Video drug trial

Funchal Court hearing delayed

Funchal Court, where the trial is being heldThe Diario reports that the trial of 14 foreigners accused of belonging to an international cocaine trafficking network was due to start this morning, at the Funchal Court, under unprecedented conditions due to the COVID-19 pandemic, with the separation of magistrates, lawyers and defendants – who are in custody in Portugal and Spain. In total, the participants will be distributed over eight different places, most of which will accompany the audience through videoconference.

The trial was supposed to start at 9:15 but was reported online to be late. The lawyers are already in the three courtrooms of the court, but this, which is the first session of the trial, has not yet started due to the difficulty in contacting one of the two defendants who are in Spain. It only started at 11:15 am, two hours late and a lot due to technical connection problems.

Questioned by journalists at the Palace of Justice, the presiding judge of the Madeira District, Paulo Barreto, says that all possibilities were considered but explained that the trial could not be postponed under penalty of jeopardizing the freedom of the defendants who await justice in preventive detention.

“No judge likes to judge defendants from the prison, people are judged in the courts that are the home of rights, but in these circumstances and given the times that we are going through, the concern is to guarantee all the procedural rights of the defendants and, in this respect, I think we are calm”, declared Paulo Barreto.

The magistrate explained that the trial of foreign people, accused of being linked to an international drug trafficking network, required exceptional security measures that, in pandemic times due to the risk of contagion from COVID-19, would not guarantee social distance.

The option followed by the Court of Funchal ensures that all defendants attend the trial in the presence of their lawyers, who can be contacted by phone. “They are in preventive detention, there was no other way”, pointed out the presiding judge of the Madeira District, reacting to the protest that some lawyers expressed to journalists, at the entrance to the court.

“We are sure that there is no violation of any procedural right of the accused and no one prevents the defendant from speaking on the phone with the lawyer,” replied Paulo Barreto, recalling that the trial is taking place in a historic period of pandemic. “It is necessary to see that we are in exceptional times, either postponing the trial or advancing in these conditions that are not ideal,” said the judge, recognizing that “nobody wants to be tried in jail but given the circumstances it must be so”.

Asked about the possibility of the Court requesting a wider space that would allow all the intervening parties to be present, magistrates, lawyers and defendants, Paulo Barreto explained that the Comarca da Madeira does not have the financial means to, for example, rent a larger space.

As the Diario reported in today’s printed edition that magistrates and bailiffs had had to use their imagination to prepare the logistics of a trial that will be accompanied, simultaneously, in three courtrooms, two jails and three defendants’ homes, all of this distributed over five cities in Portugal and Spain.

In one of the largest courtrooms at the Palace of Justice will be the panel of judges chaired by Carla Meneses, attorney Paul Oliveira and four lawyers. They will all use a visor and/or mask.

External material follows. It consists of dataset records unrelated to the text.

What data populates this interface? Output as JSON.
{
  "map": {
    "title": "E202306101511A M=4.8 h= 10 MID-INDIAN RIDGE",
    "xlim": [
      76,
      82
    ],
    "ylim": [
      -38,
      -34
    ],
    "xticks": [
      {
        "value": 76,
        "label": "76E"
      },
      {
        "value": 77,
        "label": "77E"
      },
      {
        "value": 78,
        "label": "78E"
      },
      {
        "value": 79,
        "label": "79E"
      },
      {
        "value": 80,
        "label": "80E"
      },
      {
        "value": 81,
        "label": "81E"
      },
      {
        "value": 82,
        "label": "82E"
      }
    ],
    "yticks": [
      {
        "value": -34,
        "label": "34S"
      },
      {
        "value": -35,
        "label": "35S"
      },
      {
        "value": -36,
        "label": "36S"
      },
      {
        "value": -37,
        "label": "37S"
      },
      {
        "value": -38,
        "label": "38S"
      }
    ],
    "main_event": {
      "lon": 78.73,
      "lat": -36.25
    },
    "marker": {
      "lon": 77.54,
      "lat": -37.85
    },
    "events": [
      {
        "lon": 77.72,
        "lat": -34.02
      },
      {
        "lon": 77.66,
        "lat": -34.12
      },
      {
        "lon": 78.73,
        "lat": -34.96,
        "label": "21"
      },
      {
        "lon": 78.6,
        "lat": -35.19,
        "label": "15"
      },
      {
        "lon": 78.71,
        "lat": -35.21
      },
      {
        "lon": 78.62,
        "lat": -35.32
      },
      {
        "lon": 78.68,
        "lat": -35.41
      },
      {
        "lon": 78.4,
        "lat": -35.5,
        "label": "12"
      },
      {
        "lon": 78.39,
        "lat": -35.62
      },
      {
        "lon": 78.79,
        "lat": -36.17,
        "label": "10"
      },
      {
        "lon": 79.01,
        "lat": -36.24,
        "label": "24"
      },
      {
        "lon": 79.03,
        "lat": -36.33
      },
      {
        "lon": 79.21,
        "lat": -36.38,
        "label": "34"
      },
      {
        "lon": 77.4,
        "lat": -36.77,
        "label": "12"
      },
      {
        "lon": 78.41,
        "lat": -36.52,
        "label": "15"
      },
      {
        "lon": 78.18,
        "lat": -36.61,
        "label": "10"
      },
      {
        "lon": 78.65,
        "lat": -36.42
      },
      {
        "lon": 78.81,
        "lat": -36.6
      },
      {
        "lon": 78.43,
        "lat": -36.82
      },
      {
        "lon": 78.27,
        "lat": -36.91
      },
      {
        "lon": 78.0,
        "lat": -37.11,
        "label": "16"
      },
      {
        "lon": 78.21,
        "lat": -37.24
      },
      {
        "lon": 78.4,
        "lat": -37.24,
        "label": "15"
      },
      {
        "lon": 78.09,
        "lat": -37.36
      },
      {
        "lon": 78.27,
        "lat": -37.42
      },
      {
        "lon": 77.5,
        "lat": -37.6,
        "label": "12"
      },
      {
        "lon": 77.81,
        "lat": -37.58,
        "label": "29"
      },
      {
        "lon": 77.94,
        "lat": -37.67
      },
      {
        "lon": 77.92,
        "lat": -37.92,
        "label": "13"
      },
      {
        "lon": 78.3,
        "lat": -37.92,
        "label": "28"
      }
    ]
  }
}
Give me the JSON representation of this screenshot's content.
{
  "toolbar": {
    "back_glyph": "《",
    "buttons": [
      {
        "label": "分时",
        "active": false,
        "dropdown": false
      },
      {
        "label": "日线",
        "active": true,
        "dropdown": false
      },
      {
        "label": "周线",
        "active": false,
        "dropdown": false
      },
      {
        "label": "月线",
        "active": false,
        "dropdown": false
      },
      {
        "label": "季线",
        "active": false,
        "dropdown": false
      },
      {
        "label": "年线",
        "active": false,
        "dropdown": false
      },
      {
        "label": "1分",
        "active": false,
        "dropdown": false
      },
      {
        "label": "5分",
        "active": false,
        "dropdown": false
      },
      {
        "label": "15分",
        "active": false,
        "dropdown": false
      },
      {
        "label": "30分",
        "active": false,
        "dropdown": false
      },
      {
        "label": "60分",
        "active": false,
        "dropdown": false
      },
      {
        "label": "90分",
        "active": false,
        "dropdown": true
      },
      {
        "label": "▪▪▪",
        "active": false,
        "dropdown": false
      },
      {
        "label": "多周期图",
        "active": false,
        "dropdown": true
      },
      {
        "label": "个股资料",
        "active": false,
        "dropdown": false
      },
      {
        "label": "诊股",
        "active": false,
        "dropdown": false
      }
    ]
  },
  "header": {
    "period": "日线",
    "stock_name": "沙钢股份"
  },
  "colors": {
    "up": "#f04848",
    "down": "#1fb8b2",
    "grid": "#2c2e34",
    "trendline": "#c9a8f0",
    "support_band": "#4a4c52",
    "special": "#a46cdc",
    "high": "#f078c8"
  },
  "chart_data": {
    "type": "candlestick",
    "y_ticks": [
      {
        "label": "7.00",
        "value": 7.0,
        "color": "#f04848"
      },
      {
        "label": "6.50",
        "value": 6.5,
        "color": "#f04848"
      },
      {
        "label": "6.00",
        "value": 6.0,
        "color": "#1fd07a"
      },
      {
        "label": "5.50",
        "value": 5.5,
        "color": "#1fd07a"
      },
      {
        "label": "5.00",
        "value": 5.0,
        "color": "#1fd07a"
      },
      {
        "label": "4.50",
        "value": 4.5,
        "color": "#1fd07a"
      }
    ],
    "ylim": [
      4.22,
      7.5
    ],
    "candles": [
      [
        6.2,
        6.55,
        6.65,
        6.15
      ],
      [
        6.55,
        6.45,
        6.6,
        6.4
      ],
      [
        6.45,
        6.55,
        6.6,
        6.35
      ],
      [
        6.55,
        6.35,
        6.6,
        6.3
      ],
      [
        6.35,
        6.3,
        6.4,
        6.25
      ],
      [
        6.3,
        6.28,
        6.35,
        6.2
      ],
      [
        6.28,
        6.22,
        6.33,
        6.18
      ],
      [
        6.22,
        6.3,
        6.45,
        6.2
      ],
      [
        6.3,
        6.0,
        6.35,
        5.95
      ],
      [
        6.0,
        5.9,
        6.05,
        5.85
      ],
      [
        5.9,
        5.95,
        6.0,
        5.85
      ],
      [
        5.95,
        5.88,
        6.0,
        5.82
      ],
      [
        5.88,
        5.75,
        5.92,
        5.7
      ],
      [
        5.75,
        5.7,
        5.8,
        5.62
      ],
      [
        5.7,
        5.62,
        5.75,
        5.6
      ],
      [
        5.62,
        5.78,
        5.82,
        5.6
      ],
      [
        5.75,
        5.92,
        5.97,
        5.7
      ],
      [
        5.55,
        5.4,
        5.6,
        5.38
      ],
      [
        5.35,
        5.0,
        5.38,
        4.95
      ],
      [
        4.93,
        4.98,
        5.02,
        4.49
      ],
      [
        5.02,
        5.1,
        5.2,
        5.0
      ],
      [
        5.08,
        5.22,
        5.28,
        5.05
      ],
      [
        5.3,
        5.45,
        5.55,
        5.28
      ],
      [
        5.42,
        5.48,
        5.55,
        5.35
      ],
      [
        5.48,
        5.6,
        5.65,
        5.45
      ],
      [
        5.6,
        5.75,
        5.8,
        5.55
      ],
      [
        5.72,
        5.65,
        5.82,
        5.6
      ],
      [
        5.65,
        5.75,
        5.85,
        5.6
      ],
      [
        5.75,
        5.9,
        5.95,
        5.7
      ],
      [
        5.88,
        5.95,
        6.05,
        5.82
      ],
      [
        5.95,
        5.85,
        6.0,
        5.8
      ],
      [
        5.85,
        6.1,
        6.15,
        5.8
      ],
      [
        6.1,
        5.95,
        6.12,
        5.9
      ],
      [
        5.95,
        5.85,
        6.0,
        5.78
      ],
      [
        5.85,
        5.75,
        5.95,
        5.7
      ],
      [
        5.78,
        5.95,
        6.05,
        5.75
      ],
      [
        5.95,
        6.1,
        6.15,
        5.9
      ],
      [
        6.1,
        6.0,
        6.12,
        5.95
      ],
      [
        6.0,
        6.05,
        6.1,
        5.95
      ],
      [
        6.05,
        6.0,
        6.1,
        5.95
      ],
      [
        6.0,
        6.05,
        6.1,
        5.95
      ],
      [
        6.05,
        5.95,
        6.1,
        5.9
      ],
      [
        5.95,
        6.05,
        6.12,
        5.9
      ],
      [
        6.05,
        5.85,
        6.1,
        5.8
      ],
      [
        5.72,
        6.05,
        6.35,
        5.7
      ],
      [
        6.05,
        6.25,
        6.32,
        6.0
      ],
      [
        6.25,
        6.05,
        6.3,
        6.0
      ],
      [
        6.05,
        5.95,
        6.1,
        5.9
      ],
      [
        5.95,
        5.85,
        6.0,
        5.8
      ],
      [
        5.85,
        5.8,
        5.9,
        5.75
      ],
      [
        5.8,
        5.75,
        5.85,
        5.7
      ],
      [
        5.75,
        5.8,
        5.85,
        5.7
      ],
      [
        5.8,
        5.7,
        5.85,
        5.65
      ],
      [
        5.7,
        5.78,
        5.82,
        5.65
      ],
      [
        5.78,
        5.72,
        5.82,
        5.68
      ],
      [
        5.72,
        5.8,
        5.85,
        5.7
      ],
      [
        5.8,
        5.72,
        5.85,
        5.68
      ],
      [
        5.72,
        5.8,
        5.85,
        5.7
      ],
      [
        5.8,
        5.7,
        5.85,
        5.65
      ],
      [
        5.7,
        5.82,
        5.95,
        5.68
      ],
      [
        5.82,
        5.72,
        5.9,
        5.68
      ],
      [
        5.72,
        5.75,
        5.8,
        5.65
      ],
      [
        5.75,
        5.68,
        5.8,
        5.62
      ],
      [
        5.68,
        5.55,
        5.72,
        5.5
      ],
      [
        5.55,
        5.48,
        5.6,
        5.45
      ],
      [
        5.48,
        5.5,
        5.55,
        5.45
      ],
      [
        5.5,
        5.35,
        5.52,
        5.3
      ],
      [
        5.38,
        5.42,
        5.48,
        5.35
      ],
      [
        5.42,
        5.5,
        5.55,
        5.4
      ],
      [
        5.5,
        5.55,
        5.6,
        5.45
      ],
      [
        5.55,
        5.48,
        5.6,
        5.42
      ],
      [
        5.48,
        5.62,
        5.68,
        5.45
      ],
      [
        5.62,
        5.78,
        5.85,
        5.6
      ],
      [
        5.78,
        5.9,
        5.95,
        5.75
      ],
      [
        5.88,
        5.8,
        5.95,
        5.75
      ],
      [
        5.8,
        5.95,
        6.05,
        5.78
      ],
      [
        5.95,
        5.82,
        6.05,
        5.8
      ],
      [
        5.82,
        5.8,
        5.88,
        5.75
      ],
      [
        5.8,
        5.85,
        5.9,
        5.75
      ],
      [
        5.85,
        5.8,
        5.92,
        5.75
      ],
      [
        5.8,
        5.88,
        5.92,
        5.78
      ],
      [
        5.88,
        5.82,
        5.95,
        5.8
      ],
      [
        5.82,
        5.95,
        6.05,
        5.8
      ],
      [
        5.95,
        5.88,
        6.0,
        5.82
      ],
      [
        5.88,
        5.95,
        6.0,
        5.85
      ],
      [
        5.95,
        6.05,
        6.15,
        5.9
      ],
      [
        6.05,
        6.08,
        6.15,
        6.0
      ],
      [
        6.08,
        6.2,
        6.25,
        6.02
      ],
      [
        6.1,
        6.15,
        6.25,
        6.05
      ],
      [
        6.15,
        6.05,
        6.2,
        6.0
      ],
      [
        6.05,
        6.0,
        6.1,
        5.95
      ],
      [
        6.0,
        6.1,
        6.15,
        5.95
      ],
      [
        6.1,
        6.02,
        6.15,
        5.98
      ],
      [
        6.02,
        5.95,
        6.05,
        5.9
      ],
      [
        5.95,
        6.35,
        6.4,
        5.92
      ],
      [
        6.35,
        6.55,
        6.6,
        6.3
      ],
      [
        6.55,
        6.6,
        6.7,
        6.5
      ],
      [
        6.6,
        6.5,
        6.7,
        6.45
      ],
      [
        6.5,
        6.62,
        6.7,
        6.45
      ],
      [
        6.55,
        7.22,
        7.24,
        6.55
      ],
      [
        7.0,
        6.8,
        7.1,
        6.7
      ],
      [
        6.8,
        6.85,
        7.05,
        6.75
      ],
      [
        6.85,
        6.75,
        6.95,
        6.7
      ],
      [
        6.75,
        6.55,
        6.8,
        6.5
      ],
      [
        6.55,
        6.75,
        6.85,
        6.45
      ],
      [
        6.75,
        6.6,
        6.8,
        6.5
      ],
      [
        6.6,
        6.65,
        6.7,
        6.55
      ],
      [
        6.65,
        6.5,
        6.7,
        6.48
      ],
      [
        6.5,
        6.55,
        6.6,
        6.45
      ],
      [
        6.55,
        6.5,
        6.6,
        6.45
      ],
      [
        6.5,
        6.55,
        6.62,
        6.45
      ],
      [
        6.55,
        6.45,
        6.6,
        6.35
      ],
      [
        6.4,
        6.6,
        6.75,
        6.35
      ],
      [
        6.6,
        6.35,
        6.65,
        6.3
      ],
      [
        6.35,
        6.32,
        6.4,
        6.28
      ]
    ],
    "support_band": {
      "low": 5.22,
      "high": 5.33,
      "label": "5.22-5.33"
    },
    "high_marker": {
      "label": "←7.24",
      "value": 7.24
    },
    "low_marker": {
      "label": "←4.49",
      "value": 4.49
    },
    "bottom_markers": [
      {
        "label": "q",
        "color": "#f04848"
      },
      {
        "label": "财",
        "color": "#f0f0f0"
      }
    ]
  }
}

But as it is necessary to guarantee a minimum distance of 2 metres between each intervenient, eight more lawyers follow the hearing, by videoconference, in two other rooms of the same court.

Ten defendants who are in pre-trial detention will accompany the trial by videoconference from the Cancela jail auditorium. There is another who is imprisoned in the Tires jail (Greater Lisbon). Three defendants are under house arrest in Madrid, Corunna and the Canary Islands and will be heard via Skype. Hearings are scheduled for today and tomorrow.

As te Diario had reported on Saturday, the 14 foreigners who are on trial are accused of belonging to a chain that transported cocaine from South America to the European continent. The drug was carried in the luggage of passengers on cruise ships and was unloaded at island ports, then sent by air to European countries.

The group that now comes to court was arrested on March 24, 2019 in possession of 11.6 kilos of cocaine during a stopover by the ‘MSC Opera’ cruise ship in Funchal port.

The prosecution’s prosecution, based on the investigation by the PJ and information from the National Crime Agency (United Kingdom), says that the group, made up almost entirely of South Americans, appealed to individuals with great mobility in European countries (Spain, United Kingdom, Holland and Germany) to disguise their travel and drug trafficking activity.